Music streaming service Spotify is officially going public and has this week filed a prospectus to sell shares on the New York Stock Exchange under the symbol ‘SPOT’.
This is a sign that the music streaming market is maturing and thus beginning to revive the long-struggling music industry.
The public entry is expected to happen in late March or early April, but we don’t know how much shares will cost.
The company has provided a detailed disclosure about its business. The filing shows that Spotify’s revenue for last year was €4.09 billion compared to €2.95 billion the previous year. The losses for last year were also higher at €1.2 billion.

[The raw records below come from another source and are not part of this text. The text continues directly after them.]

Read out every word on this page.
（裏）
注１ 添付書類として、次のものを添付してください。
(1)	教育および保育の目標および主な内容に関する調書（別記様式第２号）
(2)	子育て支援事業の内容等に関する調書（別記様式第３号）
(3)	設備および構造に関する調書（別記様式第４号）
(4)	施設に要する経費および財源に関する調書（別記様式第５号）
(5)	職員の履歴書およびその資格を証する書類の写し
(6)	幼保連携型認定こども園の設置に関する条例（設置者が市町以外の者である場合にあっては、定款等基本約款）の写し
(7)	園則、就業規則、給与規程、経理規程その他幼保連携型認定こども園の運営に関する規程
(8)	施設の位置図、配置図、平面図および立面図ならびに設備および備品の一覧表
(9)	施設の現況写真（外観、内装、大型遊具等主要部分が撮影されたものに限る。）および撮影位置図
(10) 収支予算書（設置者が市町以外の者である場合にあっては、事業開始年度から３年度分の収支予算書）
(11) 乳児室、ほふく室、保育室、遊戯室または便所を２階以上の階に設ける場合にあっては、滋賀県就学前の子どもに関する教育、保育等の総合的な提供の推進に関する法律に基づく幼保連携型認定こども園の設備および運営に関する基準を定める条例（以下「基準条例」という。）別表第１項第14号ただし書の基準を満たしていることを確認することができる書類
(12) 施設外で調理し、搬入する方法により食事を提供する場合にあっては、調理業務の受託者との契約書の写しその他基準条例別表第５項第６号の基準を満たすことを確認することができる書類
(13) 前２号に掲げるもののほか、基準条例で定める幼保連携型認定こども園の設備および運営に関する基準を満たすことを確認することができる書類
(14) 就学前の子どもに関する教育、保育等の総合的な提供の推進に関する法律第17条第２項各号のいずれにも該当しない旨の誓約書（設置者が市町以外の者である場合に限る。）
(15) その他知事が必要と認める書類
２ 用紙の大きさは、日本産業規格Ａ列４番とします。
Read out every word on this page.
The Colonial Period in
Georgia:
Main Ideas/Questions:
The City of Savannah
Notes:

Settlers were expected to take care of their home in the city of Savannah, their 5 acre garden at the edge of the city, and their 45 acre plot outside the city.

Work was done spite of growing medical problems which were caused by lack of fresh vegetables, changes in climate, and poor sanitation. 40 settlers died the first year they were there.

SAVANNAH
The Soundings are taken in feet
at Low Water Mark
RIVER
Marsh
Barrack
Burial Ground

The Swedish company is opting for an unusual process and is well aware of how ‘risky’ its chosen alternative is. It claims that it won’t sell its shares on the stock market but will instead pursue direct listing. Spotify’s existing investors and insiders, like employees, can also trade their shares on the open market.
The company says that it is positioning itself in a benevolent light not just for the music industry but also for the fans. Spotify’s prospectus summary overview states: ‘Our mission is to unlock the potential of human creativity by giving a million creative artists the opportunity to live off their art and billions of fans the opportunity to enjoy and be inspired by these creators.’
Spotify is obviously ambitious about its move. But given that it has opted for a direct listing, in addition to some of the obstacles mentioned above, might that harm its debut on the public market and make it volatile?